Unfortunately, many are hamstrung by legacy BI implementations. “I see us moving very slowly with
adoption because of installed base and switching costs,” wrote Darrell Piatt, Director and Chief Architect
at a large professional services firm based in Virginia, in a BI Leadership Forum discussion thread. “When
and if we decide to replace our BI infrastructure, Cloud BI offerings will be seriously considered.”
Mid-size Companies. According to figure 2, medium-sized companies are least likely to adopt Cloud BI
services. The reason is that most have already implemented an enterprise IT platform, usually Microsoft
SQL Server, which bundles BI tools and applications for free. If the organization has assigned an analyst
or IT administrator to build and maintain enterprise reports and dashboards using the platform, it likely
has little bandwidth, incentive, or capital to change courses and introduce an alternative BI stack, unless
it is having difficulty meeting user requirements.
Cloud BI Vendor Perspective
Given that they provide a service that makes them an extension of an organization’s IT team, Cloud BI
vendors have a good handle on who their customers are and what they are doing with their services.
For example, Sam Boonin, vice president of products and marketing at GoodData, says that his
company’s customers fall into three camps: 1) fast-growing technology companies that run all their
applications in the Cloud, 2) departments in larger companies, many of which have implemented
Salesforce.com and are comfortable with the SaaS model, and 3) SaaS vendors who OEM their product.
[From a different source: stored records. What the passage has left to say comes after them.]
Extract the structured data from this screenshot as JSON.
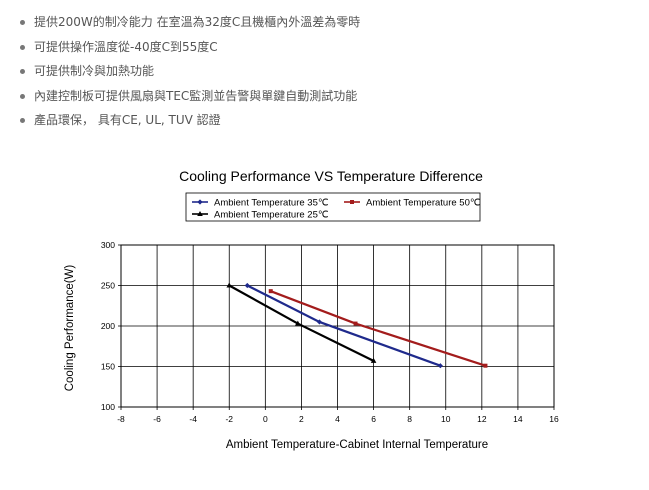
{
  "features": [
    "提供200W的制冷能力 在室溫為32度C且機櫃內外溫差為零時",
    "可提供操作溫度從-40度C到55度C",
    "可提供制冷與加熱功能",
    "內建控制板可提供風扇與TEC監測並告警與單鍵自動測試功能",
    "產品環保， 具有CE, UL, TUV 認證"
  ],
  "chart_data": {
    "type": "line",
    "title": "Cooling Performance VS Temperature Difference",
    "xlabel": "Ambient Temperature-Cabinet Internal Temperature",
    "ylabel": "Cooling Performance(W)",
    "xlim": [
      -8,
      16
    ],
    "ylim": [
      100,
      300
    ],
    "xticks": [
      -8,
      -6,
      -4,
      -2,
      0,
      2,
      4,
      6,
      8,
      10,
      12,
      14,
      16
    ],
    "yticks": [
      100,
      150,
      200,
      250,
      300
    ],
    "grid": true,
    "legend_position": "top",
    "series": [
      {
        "name": "Ambient Temperature 35℃",
        "color": "#1f2a8c",
        "marker": "diamond",
        "x": [
          -1,
          3,
          9.7
        ],
        "y": [
          250,
          205,
          151
        ]
      },
      {
        "name": "Ambient Temperature 50℃",
        "color": "#a31c1c",
        "marker": "square",
        "x": [
          0.3,
          5,
          12.2
        ],
        "y": [
          243,
          203,
          151
        ]
      },
      {
        "name": "Ambient Temperature 25℃",
        "color": "#000000",
        "marker": "triangle",
        "x": [
          -2,
          1.8,
          6
        ],
        "y": [
          250,
          203,
          157
        ]
      }
    ]
  }
}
Boonin also said that 90% of GoodData’s customers start by using one of its packaged applications,
which generate reports against a single SaaS-based, front-office application, such as Salesforce.com,
ZenDesk, and Google Analytics, or an on-premise package, such as Microsoft Dynamics CRM. (GoodData
currently offers 20 packaged applications.) These applications, which deploy in hours, start at $1,000 a
month and are often bundled into third party, SaaS products.
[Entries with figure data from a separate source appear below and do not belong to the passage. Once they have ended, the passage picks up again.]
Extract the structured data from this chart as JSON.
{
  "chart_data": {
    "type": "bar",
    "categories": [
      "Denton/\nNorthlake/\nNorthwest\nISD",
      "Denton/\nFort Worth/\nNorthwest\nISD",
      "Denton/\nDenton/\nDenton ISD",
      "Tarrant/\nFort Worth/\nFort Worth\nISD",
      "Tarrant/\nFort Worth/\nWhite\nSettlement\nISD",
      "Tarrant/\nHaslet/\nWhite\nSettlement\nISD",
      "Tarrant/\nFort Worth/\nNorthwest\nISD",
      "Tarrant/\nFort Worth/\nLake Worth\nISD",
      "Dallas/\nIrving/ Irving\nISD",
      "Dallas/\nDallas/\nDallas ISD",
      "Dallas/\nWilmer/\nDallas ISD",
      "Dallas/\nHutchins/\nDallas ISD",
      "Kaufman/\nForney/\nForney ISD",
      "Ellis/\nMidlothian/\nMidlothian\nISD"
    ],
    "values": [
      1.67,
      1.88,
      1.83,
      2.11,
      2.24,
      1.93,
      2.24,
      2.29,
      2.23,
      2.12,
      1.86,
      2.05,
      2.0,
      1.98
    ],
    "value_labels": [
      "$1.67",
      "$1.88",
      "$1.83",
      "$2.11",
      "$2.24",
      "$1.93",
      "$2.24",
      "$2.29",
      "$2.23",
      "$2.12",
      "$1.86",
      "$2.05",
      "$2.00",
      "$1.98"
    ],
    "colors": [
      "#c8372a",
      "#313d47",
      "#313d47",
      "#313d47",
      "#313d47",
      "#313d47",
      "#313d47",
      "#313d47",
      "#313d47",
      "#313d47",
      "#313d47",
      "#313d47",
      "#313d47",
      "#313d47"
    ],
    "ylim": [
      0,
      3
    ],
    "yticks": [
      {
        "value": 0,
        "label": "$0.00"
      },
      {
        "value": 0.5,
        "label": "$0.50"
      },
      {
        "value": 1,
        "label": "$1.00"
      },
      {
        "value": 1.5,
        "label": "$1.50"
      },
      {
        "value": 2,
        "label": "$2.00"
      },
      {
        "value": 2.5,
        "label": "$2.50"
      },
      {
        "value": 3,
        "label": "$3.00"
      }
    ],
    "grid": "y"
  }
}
Many customers then extend their packaged SaaS BI application by customizing data models and adding
other data sources. GoodData configures or customizes the application to the customer’s specifications.
The process takes roughly six weeks and typically raises the monthly subscription price to between
$3,000 and $10,000 a month. “For companies used to spending $500,000 on BI and getting virtually
nothing, they see us as a godsend,” says Boonin.
Today, almost half (43%) of GoodData’s customers generate reports that run against multiple
applications. These customers generate the majority of GoodData’s revenues. Currently, GoodData has
about 100 direct customers and 3,000 indirect customers through OEMs. This is comparable to other
pureplay Cloud BI vendors. “Business is good,” says Boonin. “We have a $25 billion failed market to
disrupt.”
Conclusion
Some experts see dark clouds in the Cloud BI market. While ramp up of Cloud BI services hasn’t been as
fast as some anticipated, it’s clearly catching on. The BI market poses unique challenges compared to
other SaaS market segments that automate operational business processes. That’s because BI
applications are generally custom built and require companies to integrate data from multiple sources.
Cloud BI vendors have taken different approaches to “servitize” a custom application, which is a logical
contradiction. Not all have succeeded, but those still in the market are making headway. The value of
Cloud computing is high, and the BI industry will eventually find a way to succeed with it.